M. Ayukegba a souligné que les journalistes qui traitent du changement climatique en Afrique devraient également être en mesure de distinguer les objectifs fixés par les étrangers afin de comprendre les questions relatives au changement climatique.
Il a illustré la situation énergétique des pays africains en comparant la manière dont les grandes économies comme les États-Unis et d’autres pays européens ont construit leurs classes moyennes.
“Alors, qu’est-ce qui s’est passé ? La découverte du charbon. Avec l’introduction du charbon, les gens ont commencé à disposer d’une énergie bon marché, accessible et abordable. Cela a entraîné une explosion des industries en Angleterre, en Europe et, plus tard, en Amérique. Les usines ont commencé à créer d’énormes opportunités d’emploi et à sortir de la pauvreté de vastes pans de la population. Ainsi, notre analyse et notre affirmation sont que sans une énergie abordable et facilement disponible, l’Afrique ne peut pas progresser”, a-t-il noté.

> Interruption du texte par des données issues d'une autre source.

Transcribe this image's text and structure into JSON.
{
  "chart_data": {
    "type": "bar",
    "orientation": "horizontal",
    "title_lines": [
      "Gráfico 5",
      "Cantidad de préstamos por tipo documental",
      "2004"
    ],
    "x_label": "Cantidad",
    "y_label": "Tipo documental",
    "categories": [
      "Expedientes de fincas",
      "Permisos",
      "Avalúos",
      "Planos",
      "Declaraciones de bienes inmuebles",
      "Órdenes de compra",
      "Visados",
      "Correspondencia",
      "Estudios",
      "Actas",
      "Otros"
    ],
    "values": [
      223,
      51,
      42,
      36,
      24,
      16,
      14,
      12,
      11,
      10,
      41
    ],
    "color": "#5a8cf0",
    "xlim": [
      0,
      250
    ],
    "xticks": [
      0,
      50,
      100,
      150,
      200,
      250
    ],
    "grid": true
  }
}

Aimable Twahirwa, journaliste rwandais spécialisé dans le changement climatique, a déclaré que la plupart des journalistes africains ne saisissent toujours pas la gravité du changement climatique. Ils ne considèrent pas qu’il s’agit d’un phénomène ayant des implications scientifiques et, lorsqu’il s’agit de couvrir des sujets, ils se concentrent principalement sur les communiqués de presse et les interviews d’experts, sans raconter leur histoire de manière à ce qu’elle trouve un écho auprès de leur public en ce qui concerne la question du changement climatique.
Selon M. Twahirwa, certains reportages passent à côté d’aspects essentiels de l’histoire en ne reflétant pas les conditions locales, ce qui ne permet pas d’impliquer directement le public. “Je dirais que certains journalistes ne se concentrent pas nécessairement sur la formulation des risques climatiques dans leurs reportages, ce qui les pousse à s’appuyer sur le cadrage occidental”, a-t-il ajouté.
Pour améliorer les reportages sur le changement climatique dans les maisons de presse africaines, M. Twahirwa a ajouté qu’il était important d’adopter des solutions de reportage en racontant l’histoire du climat de l’Afrique à travers un prisme africain tout en s’appuyant sur les expériences et les voix des communautés touchées par la crise climatique.
Alors que les voix des communautés ont souvent été laissées de côté dans les conversations sur le changement climatique, il pourrait en être de même avec la transition vers des énergies plus propres, en particulier lorsqu’il s’agit de ressources telles que le gaz naturel, qui est l’une des principales sources d’énergie du continent.
M. Ayukegba a déclaré que pour éviter de fournir aux pays africains des informations inexactes, il est impératif que les journalistes s’informent sur la disponibilité du gaz sur le continent plutôt que de s’appuyer uniquement sur les opinions des économies industrialisées. Il a soutenu que même si l’Accord de Paris stipule que les pays doivent réduire leurs émissions d’un montant spécifique et à une date donnée, des gouvernements comme les États-Unis ont insisté sur le fait qu’ils ne le signeraient pas.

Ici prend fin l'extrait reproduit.